Anthropic’s Chief on A.I.: ‘We Don’t Know if the Models Are Conscious’
Dario Amodei shares his utopian — and dystopian — predictions in the near term for artificial intelligence.

https://www.nytimes.com/2026/02/12/opinion/artificial-intelligence-anthropic-amodei.html

5 Comments

  1. From the article 

    Are the lords of artificial intelligence on the side of the human race? That’s the core question I had for this week’s guest. Dario Amodei is the chief executive of Anthropic, one of the fastest growing AI companies. He’s something of a utopian when it comes to the potential benefits of the technology that he’s unleashing on the world. But he also sees grave dangers ahead and inevitable disruption

  2. Sometimes ai articles *seem* like they might be ads, and sometimes it’s just glaringly obvious.

    According to this interview anthropic’s AIs will one day:

    cure cancer

    Fix the economy

    Fix global democracy

  3. victim_of_technology on

    It seems like a lot of these companies want to or need to make money so instead of curing your depression so you go out and live your best life they infect you with a mental illness that leads you to continue to interact with the platform in a way that is optimized for the company’s financial gain.
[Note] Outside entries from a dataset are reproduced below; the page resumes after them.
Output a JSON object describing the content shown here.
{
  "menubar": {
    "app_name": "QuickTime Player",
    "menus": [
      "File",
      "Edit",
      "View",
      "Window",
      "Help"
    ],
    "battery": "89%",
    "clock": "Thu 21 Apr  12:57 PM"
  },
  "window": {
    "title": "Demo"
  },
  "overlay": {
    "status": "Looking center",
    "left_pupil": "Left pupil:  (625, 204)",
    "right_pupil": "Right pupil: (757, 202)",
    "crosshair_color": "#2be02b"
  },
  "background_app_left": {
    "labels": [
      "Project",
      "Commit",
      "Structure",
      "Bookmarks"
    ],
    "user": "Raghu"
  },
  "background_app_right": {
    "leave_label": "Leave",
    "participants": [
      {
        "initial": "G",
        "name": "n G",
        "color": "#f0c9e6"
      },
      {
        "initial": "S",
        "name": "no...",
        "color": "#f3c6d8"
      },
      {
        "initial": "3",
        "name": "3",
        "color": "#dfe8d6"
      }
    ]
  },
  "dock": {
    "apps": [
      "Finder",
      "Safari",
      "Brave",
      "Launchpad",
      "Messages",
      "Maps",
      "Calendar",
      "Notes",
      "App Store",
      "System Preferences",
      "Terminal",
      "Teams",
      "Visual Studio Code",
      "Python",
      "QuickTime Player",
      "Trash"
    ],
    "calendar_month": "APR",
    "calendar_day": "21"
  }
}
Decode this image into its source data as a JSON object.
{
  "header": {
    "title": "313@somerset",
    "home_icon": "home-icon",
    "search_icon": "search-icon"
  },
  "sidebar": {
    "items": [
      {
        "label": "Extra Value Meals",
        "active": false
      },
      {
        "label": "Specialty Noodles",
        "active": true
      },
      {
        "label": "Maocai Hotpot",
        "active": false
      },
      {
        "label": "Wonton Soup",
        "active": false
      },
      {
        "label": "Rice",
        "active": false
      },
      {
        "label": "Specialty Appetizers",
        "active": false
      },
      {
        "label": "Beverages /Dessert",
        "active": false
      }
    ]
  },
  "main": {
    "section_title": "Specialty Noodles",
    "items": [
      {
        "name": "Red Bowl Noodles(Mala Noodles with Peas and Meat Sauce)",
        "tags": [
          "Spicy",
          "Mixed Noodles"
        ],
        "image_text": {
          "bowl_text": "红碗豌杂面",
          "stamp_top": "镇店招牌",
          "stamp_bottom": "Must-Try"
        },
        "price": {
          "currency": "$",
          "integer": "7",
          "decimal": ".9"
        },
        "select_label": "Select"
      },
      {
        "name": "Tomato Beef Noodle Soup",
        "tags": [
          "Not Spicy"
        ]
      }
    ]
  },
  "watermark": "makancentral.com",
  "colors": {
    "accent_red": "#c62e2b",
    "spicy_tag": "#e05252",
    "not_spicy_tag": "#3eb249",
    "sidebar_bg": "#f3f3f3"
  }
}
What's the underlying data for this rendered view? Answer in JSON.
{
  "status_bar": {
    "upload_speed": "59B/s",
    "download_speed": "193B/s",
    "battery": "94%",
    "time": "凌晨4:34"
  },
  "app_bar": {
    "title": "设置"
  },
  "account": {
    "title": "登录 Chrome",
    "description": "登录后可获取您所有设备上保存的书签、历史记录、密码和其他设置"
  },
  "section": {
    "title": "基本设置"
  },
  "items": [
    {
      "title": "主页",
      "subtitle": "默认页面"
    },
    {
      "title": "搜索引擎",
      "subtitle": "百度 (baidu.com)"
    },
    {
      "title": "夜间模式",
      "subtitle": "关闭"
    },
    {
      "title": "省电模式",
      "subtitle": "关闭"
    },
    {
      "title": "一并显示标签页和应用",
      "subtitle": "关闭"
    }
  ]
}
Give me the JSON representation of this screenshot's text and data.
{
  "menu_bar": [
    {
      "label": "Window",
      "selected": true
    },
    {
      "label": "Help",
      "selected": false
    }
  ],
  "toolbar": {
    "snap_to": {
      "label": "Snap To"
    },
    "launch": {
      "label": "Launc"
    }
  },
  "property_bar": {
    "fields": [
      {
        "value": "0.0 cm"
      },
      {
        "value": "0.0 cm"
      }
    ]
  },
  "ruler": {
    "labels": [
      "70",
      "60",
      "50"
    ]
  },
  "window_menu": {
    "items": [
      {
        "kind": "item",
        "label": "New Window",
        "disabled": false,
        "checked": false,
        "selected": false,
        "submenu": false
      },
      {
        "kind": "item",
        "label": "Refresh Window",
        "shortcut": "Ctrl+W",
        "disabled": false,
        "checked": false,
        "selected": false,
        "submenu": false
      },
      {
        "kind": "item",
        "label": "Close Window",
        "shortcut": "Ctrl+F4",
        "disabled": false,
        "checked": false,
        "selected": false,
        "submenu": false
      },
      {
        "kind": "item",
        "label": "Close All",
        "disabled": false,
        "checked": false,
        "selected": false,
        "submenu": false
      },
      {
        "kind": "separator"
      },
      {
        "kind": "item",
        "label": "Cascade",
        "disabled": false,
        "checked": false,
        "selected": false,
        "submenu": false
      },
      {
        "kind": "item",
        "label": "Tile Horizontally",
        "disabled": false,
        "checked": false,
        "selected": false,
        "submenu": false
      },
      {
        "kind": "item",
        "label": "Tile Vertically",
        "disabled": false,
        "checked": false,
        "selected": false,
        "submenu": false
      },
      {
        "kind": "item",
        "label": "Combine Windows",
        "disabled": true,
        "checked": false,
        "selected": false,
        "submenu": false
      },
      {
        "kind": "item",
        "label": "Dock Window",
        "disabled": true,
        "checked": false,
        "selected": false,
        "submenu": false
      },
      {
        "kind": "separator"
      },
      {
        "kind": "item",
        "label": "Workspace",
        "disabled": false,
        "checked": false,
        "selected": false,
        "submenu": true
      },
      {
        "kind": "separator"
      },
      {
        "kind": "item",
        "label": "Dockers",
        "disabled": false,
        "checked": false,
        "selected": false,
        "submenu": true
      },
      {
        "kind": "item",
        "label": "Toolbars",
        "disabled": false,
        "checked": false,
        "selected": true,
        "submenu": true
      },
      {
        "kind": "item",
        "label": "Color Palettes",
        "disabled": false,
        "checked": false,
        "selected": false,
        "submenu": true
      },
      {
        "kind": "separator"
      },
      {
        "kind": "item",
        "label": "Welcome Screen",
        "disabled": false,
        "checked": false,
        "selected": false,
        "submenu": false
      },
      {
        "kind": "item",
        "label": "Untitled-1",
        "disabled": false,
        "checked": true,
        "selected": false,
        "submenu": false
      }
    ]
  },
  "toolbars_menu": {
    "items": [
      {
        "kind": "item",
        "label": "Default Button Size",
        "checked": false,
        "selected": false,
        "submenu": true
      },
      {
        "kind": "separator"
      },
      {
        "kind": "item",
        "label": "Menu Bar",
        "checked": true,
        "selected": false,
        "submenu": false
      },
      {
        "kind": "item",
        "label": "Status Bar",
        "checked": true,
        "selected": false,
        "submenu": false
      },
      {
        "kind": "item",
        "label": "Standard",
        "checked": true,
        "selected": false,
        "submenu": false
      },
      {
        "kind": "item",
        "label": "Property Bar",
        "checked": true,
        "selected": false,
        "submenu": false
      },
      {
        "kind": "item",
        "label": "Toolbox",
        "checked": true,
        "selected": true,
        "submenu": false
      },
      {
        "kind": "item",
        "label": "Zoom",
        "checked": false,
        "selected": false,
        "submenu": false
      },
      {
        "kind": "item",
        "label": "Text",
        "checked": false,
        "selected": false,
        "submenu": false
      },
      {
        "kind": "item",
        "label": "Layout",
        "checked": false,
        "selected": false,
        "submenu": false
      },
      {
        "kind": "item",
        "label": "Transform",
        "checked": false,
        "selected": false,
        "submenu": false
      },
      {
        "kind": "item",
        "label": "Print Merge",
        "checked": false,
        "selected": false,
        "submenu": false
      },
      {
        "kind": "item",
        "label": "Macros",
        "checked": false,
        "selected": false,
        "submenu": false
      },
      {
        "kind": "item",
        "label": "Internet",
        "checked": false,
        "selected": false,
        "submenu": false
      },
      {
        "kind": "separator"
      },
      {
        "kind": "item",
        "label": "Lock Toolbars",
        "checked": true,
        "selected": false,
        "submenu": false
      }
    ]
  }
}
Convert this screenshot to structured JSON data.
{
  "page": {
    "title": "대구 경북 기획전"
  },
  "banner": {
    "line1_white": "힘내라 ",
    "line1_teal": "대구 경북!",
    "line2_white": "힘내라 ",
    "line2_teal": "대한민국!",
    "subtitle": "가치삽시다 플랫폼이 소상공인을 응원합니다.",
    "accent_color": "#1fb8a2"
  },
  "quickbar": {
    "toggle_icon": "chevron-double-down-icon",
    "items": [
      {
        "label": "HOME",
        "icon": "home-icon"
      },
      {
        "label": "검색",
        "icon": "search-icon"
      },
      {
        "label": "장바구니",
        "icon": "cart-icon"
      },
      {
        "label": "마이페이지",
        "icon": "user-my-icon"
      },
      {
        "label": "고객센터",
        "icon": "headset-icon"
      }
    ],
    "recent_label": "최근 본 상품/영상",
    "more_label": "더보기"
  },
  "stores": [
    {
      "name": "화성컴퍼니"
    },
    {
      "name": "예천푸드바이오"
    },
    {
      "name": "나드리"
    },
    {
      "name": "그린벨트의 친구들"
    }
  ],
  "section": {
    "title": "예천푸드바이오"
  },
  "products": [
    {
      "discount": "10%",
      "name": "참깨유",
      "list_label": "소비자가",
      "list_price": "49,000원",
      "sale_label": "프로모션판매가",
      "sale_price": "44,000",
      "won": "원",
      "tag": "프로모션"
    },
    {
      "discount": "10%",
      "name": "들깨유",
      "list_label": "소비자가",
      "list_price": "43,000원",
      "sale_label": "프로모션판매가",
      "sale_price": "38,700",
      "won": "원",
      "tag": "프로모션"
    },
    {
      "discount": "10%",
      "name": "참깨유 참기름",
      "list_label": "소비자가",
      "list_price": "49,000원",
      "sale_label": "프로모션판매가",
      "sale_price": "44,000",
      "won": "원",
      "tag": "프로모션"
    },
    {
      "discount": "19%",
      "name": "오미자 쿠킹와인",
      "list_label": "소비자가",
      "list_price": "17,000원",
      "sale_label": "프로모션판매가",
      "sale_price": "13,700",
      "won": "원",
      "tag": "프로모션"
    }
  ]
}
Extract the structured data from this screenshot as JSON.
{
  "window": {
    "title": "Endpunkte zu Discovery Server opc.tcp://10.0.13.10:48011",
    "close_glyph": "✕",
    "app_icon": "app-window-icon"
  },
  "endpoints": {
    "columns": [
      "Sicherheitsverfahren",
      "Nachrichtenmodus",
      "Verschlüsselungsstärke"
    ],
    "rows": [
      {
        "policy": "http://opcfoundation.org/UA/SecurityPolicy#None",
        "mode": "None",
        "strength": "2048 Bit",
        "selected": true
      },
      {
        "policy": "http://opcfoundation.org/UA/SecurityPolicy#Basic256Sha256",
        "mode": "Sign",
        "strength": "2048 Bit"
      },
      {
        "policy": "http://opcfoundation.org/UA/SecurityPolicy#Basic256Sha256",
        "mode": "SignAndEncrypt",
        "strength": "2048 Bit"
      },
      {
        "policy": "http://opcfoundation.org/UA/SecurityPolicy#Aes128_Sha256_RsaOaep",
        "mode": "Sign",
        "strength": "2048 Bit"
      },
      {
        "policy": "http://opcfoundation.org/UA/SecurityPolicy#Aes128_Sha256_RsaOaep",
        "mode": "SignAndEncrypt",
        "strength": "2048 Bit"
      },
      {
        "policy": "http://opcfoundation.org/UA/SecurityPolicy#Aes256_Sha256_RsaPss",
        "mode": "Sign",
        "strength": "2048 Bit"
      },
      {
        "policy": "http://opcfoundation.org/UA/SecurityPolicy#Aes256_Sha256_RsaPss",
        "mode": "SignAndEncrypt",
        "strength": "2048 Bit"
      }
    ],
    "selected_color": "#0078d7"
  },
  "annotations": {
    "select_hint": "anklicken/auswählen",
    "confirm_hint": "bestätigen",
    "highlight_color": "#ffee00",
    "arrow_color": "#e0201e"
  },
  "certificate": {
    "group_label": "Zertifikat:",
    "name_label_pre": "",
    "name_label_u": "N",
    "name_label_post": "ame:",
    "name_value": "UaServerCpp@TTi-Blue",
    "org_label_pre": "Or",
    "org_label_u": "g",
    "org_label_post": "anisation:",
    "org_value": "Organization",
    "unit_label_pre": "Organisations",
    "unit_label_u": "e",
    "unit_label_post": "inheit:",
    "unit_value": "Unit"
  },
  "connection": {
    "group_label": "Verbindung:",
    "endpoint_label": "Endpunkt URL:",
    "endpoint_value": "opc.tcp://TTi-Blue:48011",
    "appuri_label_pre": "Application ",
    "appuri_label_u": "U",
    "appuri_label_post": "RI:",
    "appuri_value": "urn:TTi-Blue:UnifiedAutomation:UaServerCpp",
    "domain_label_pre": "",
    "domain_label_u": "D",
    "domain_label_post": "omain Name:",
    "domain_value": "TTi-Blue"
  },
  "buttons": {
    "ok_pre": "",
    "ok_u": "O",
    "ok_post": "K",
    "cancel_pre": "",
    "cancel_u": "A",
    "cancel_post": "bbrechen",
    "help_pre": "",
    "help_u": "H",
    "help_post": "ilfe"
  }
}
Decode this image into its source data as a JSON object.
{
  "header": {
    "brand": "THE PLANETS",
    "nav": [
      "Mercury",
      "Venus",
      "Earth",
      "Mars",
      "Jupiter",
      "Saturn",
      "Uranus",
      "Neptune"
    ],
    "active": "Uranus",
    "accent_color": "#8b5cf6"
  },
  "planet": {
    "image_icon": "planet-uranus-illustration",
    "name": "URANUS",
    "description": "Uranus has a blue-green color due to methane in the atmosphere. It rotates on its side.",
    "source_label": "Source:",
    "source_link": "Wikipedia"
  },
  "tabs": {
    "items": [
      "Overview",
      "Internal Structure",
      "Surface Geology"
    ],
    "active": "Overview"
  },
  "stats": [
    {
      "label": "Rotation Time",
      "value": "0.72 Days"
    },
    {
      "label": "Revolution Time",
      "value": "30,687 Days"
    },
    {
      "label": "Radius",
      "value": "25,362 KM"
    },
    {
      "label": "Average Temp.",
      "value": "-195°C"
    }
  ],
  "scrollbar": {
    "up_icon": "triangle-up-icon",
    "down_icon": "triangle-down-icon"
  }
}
  4. TravelAdditional9429 on

    We are obsessed with scaling ‘iron’—hoarding DDR5 and Gigawatts—expecting consciousness to simply ’emerge’ from brute force. But we’re ignoring a fundamental reality of scale: A single gram of sourdough starter possesses more computational complexity and parallel processing states than our most advanced data centers.
    ​While a data center manages exabytes of static bits, that gram of dough orchestrates billions of autonomous biological ‘processors’ (cells), each running a 12-million-base-pair OS (DNA) with real-time, fuzzy-logic responses to the environment.
    ​Maybe Amodei can’t find a ‘consciousness-meter’ because he’s looking for it in the desert of binary logic. The real ‘Singularity’ won’t be a massive explosion of server power, but a quiet shift toward the elegant, non-numerical resonance of a ‘matchbox’ logic. We don’t need a bigger Golem; we need a better word on its forehead.”